Das Dividenden-Märchen

Von Stephan Albrech, Vorstand der Albrech & Cie Vermögensverwaltung AG in Köln.

Blättert man dieser Tage in einem Finanzmagazin oder surft auf Finanzseiten im Internet, stößt man rasch auf das Thema Dividenden. Über 60 Milliarden Euro sollen Aktienunternehmen in Deutschland in diesem Jahr ausschütten. Welchem nicht-professionellen Anleger ist es da zu verdenken, wenn er oder sie bei diesen Aussichten feuchte Augen bekommt und der Dividendenzahlung entgegenfiebert? Verstärkt wird dieses Fieber von Fondsgesellschaften, ETF-Anbietern, Banken, Unternehmen und Finanzmagazinen, die an der Story von attraktiven Dividenden gut verdienen.
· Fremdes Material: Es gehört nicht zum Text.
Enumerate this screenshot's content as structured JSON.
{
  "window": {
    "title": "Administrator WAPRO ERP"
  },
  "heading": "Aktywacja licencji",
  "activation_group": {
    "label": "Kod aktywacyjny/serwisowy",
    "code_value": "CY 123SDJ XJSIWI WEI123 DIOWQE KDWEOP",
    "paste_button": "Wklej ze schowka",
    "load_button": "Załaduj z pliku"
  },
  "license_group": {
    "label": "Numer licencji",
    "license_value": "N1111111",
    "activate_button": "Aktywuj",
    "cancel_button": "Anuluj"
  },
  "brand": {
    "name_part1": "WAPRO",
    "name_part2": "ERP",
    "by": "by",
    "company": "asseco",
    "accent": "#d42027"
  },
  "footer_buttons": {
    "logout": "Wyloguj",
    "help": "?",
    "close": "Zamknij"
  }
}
Dividenden sind keine Zinsen

In dem allgemeinen Lobgesang wird gerne vergessen, dass Dividenden kein zusätzlicher Ertrag wie ein Zins sind, der von jemand anderem gezahlt wird. Vielmehr sinkt der Aktienkurs am Tag der Ausschüttung (ex-Dividende) um eben diesen Betrag. Somit bezahlt der Anleger sich selbst, denn die Gesamtsumme, über die er verfügen kann, bleibt gleich. Ein Beispiel macht das klar: Ein Anleger hält 100 XYZ-Aktien zu je 100 Euro. Am Tag der Ausschüttung von 5 Euro pro Aktie werden ihm 500 Euro aufs Verrechnungskonto überwiesen. Dafür verringert sich der Wert der Aktien im Depot auf 9.500 Euro. Die Summe von 10.000 Euro bleibt gleich. Ein klassischer Fall von „linke Tasche, rechte Tasche“. Mit dem feinen Unterschied, dass jetzt nur 9.500 Euro produktiv in der Firma arbeiten können. In dem Unternehmen vermindern die Dividenden das Kapital, das rentabel investiert werden kann. Angenommen, das Unternehmen erzielt mit seiner Geschäftstätigkeit eine jährliche Rendite von 20 Prozent. Dann bedeutet die Zahlung einer Dividende von 5 Prozent an die Anleger, dass nicht mehr 100, sondern nur noch 95 Prozent des Kapitals mit 20 Prozent verzinst werden. Dadurch werden im kommenden Jahr nur noch 114 statt 120 Einheiten (95 mal 1,2) erwirtschaftet. Star-Investor Warren Buffett hält daher wenig von Dividendenzahlungen und zieht es vor, das Kapital höher verzinst in seiner Holding Berkshire Hathaway arbeiten zu lassen. Der Erfolg gibt ihm Recht.

Das Geld sollte im Unternehmen bleiben

Aus den oben genannten Gründen sind langfristig orientierte Anleger besser bedient, wenn sie Aktien von Unternehmen kaufen, die auf Ausschüttungen verzichten und stattdessen das Geld mit einer höheren Verzinsung in das eigene Geschäft investieren und/oder eigene Aktien zurückkaufen. Letzteres spricht dafür, dass die Führung Vertrauen in die Aussichten des Unternehmens hat, und es verknappt die Zahl der Aktien. Dadurch steigt bei einem gleichbleibenden oder höheren Gewinn der Gewinn pro Aktie, was den Kurs beflügelt. Durch diese beiden Arten, Firmengewinne ins eigene Geschäft zu investieren (Thesaurierung), nutzen Anleger auf Dauer den Zinseszins-Effekt deutlich besser, als wenn sie sich Dividenden zahlen lassen. Wer regelmäßig Ausschüttungen möchte, sollte einen angemessenen Teil des Vermögens besser in gut verzinste Anleihen oder auf Konten anlegen. Aus diesem eher risikoarmen Vermögensteil kann Geld für den Konsum zufließen.